President Clinton has announced he will nominate Bill Lann Lee, a Los Angeles-based lawyer with the NAACP Legal Defense and Educational Fund, to head the civil rights division of the Department of Justice.

The post of assistant attorney general for civil rights has been vacant since January, when Deval L. Patrick left the department to return to the private sector.

The civil rights division oversees some 500 school desegregation cases and, under the Voting Rights Act of 1965, must approve voting changes in school districts in areas with a history of discrimination in elections.

Mr. Lee, the son of Chinese immigrants, would be the first Asian-American to hold the department's top civil rights post.

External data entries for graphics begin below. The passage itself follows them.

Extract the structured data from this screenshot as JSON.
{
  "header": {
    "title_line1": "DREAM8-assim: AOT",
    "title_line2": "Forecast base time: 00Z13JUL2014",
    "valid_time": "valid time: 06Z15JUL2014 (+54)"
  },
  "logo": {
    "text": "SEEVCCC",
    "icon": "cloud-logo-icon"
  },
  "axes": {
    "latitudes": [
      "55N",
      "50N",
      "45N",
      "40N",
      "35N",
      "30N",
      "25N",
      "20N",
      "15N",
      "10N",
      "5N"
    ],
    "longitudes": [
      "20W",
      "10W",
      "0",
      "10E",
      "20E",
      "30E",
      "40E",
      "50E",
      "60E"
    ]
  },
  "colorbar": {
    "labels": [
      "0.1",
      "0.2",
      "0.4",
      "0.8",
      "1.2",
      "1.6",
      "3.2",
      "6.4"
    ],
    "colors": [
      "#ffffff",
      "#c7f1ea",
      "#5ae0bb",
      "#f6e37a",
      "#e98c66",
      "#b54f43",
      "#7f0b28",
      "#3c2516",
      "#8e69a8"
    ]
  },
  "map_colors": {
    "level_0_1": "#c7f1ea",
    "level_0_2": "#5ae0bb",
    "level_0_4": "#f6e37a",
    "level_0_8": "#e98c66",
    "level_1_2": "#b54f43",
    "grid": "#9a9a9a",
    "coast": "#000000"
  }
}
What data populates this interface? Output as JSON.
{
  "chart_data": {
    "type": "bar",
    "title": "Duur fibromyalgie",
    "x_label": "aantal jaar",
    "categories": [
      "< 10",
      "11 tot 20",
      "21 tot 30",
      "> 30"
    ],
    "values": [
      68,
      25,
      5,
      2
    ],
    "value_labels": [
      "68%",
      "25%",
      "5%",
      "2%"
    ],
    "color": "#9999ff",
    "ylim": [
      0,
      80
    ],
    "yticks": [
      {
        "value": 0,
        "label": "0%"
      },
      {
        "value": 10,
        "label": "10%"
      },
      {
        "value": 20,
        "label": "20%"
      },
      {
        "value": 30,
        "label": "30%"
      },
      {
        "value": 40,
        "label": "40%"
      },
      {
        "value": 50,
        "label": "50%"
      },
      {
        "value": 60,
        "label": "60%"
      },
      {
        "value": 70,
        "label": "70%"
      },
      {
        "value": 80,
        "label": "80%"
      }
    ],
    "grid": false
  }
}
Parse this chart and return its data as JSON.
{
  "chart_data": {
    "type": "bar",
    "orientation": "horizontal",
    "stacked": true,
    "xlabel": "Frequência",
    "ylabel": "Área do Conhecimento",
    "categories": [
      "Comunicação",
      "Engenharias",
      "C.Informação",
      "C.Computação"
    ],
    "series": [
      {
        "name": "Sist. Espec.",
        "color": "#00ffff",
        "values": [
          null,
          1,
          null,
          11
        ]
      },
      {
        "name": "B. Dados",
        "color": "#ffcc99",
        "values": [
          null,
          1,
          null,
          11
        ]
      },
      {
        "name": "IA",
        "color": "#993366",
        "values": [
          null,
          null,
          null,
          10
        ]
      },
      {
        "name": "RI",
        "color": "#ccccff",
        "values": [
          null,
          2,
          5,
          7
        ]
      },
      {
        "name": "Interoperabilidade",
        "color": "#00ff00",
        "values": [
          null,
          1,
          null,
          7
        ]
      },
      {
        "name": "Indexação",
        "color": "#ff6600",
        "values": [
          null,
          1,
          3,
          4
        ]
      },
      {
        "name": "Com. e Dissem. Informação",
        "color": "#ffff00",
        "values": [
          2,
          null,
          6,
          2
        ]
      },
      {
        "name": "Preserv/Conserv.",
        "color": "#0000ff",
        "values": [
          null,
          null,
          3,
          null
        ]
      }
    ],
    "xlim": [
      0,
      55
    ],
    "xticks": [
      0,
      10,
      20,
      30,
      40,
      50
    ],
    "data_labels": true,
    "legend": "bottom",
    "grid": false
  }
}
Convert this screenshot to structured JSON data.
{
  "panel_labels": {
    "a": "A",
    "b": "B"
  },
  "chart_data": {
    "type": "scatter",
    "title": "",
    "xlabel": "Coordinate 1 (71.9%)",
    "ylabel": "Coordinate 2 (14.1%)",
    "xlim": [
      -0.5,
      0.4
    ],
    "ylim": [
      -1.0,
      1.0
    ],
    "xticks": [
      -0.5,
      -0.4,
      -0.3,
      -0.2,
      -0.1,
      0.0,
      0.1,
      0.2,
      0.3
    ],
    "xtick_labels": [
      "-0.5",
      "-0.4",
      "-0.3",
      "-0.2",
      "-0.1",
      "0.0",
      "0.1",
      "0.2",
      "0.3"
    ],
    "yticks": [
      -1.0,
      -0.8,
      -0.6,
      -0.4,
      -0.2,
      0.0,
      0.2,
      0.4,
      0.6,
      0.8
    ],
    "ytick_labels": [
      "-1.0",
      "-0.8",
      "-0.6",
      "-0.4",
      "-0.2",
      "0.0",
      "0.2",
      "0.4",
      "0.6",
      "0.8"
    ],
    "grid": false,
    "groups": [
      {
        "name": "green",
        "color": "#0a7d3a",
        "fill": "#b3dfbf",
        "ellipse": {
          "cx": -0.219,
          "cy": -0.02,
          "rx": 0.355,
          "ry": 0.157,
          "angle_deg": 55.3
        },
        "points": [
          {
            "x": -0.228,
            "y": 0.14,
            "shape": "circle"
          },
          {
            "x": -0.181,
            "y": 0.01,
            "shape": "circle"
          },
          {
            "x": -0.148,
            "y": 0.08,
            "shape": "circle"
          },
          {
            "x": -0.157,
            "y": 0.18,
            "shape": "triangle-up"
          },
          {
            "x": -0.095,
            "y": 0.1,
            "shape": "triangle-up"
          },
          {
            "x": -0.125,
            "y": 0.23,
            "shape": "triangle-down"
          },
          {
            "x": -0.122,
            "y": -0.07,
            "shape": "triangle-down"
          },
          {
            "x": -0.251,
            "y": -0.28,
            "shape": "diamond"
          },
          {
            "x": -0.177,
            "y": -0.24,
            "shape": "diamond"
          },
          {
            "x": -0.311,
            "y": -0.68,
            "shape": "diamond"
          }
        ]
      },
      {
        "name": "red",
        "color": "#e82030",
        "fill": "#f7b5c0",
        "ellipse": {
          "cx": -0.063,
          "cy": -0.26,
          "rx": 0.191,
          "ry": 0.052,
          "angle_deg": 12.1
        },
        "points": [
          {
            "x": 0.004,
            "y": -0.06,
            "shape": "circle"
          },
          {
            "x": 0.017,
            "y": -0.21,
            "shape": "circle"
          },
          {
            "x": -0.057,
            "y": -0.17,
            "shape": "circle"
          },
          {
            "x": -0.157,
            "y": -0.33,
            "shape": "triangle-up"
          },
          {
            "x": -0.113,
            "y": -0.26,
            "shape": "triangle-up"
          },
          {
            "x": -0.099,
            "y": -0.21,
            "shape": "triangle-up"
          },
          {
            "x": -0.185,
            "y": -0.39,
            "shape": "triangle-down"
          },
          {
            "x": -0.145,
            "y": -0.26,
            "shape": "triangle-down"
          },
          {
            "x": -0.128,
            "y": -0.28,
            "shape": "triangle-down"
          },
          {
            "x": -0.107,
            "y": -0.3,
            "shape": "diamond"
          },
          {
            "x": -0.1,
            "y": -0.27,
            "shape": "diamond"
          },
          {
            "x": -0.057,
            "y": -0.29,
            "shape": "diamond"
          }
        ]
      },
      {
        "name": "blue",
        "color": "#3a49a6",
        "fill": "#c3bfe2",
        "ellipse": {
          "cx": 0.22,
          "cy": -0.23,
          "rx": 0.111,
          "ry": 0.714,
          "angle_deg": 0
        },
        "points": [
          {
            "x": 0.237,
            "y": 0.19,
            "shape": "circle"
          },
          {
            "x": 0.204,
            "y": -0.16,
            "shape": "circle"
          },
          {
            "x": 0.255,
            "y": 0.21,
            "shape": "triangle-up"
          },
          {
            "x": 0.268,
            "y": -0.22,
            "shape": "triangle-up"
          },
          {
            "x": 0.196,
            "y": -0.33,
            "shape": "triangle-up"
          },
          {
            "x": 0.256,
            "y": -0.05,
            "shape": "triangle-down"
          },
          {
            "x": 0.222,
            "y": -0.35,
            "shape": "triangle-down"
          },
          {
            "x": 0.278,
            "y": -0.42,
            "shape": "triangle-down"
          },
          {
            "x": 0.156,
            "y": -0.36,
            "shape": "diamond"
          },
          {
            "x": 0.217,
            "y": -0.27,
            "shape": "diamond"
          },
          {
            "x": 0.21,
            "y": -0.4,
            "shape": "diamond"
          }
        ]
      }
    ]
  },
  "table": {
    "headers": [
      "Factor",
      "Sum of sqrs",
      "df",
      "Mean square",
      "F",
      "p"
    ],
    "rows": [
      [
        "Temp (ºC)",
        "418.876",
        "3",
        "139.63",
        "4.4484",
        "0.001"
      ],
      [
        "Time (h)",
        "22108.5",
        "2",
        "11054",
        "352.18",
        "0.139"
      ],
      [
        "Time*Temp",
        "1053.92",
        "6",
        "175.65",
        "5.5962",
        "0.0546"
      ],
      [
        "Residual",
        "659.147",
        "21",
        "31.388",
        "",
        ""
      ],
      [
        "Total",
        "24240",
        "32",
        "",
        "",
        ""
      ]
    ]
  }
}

As Western regional counsel for the New York City-based legal-defense fund, Mr. Lee has been active in school desegregation and employment-discrimination cases.

Several conservative groups, including the Washington-based Institute for Justice and Empower America, have called for the Senate Judiciary Committee to closely scrutinize Mr. Lee's record and question his views on affirmative action and other civil rights issues.

Education Gets Larger Funding Share

Education appropriators have received a slightly larger funding pie from which to carve out their allocations for fiscal 1998, but money added to this year's budget may make that increase seem smaller.

The Senate Appropriations Committee announced last week that its Labor, Health and Human Services, and Education Subcommittee will have $79.3 billion to divvy up when writing its spending bill.

The House Appropriations Committee allocated nearly $79.6 billion to its Labor, HHS, and Education Subcommittee on June 13. That amount represents a slight boost from the subcommittee's fiscal 1997 appropriation of $79 billion to fund programs for the three agencies.

The increase had been termed significant, but recent additions to the 1997 budget will make it seem less so.

Thanks to supplemental appropriations attached to the disaster-relief act that President Clinton signed this month, education received an extra $101 million for Title I programs for the current fiscal year and $650,000 in new higher education funds.

Congress added the extra Title I money to buffer states from funding losses related to a change in federal policy. ("News in Brief: A Washington Roundup," June 18, 1997.)

House appropriators do not plan to complete the committee's education spending bill until after the July 4 congressional recess.

This year's budget process is further behind schedule than in past years because White House and congressional budgeters spent the first few months hashing out a five-year budget blueprint. ("Clinton-Hill Accord Would Hike Ed. Funding," May 14, 1997.)